After consent is obtained, data from deaths that meet specific criteria will be collected using nationwide standards of practice. This will include information from death certificates, medical records, death scene and pathology reports, as well as DNA samples that will be stored in a national biorepository. All information will be entered into a database to provide a nationwide registry of information that can be analyzed.

“The hope is we will learn something about why these children are dying,” said WTRFC’s Karen Chancellor, MD, chief medical examiner for Shelby County. Dr. Chancellor, a neuropathologist and forensic pathologist, served on the task force that wrote the autopsy protocol for the registry. Dr. Chancellor is also a professor of Pathology at UTHSC.
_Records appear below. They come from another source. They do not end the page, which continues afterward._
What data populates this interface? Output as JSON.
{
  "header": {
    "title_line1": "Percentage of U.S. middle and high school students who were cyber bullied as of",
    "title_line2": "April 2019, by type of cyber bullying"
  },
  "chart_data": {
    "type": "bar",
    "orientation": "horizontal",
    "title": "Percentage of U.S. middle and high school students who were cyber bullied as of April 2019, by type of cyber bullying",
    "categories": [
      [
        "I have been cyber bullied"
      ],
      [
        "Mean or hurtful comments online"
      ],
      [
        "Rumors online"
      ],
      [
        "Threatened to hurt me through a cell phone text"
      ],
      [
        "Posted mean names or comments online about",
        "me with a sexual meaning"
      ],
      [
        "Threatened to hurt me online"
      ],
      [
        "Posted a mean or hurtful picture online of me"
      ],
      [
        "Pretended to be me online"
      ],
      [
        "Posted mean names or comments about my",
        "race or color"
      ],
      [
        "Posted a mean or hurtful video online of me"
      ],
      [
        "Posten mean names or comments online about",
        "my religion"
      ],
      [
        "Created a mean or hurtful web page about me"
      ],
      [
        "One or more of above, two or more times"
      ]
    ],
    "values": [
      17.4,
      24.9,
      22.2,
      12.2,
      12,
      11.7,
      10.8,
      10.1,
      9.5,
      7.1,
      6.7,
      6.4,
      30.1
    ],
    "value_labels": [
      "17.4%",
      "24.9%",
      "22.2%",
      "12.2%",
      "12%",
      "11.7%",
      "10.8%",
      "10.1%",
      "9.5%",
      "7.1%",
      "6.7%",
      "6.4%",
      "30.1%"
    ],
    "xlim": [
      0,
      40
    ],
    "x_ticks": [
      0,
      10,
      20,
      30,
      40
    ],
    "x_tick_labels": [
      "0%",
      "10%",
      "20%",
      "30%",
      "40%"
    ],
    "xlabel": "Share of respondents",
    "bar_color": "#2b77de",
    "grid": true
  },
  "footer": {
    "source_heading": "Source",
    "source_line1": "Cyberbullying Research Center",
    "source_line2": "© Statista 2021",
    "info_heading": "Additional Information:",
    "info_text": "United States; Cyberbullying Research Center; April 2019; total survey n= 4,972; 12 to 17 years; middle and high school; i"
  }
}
A similar project, the CDC’s Sudden Unexpected Infant Death Case Registry, started in 2009, provided information that supported sleep recommendations for infants. “We learned that a lot of those deaths were asphyxiation deaths,” said Dr. Chancellor. “We’re hoping for something just as substantial to come from this study, to find out something in these deaths that is preventable.”

It is estimated that more than 260 young people die each year in Tennessee without a known cause. Conditions such as heart disease and epilepsy may contribute to these numbers.

Besides the WTRFC, Tennessee data collection will be done at the Hamilton County Forensic Center, Forensic Medical Management Services in Davidson County, and the William L. Jenkins Forensic Center in Johnson City. Four-year grants to fund the effort were awarded in September. Training was done in December. Case reviews and data collection began nationwide in January.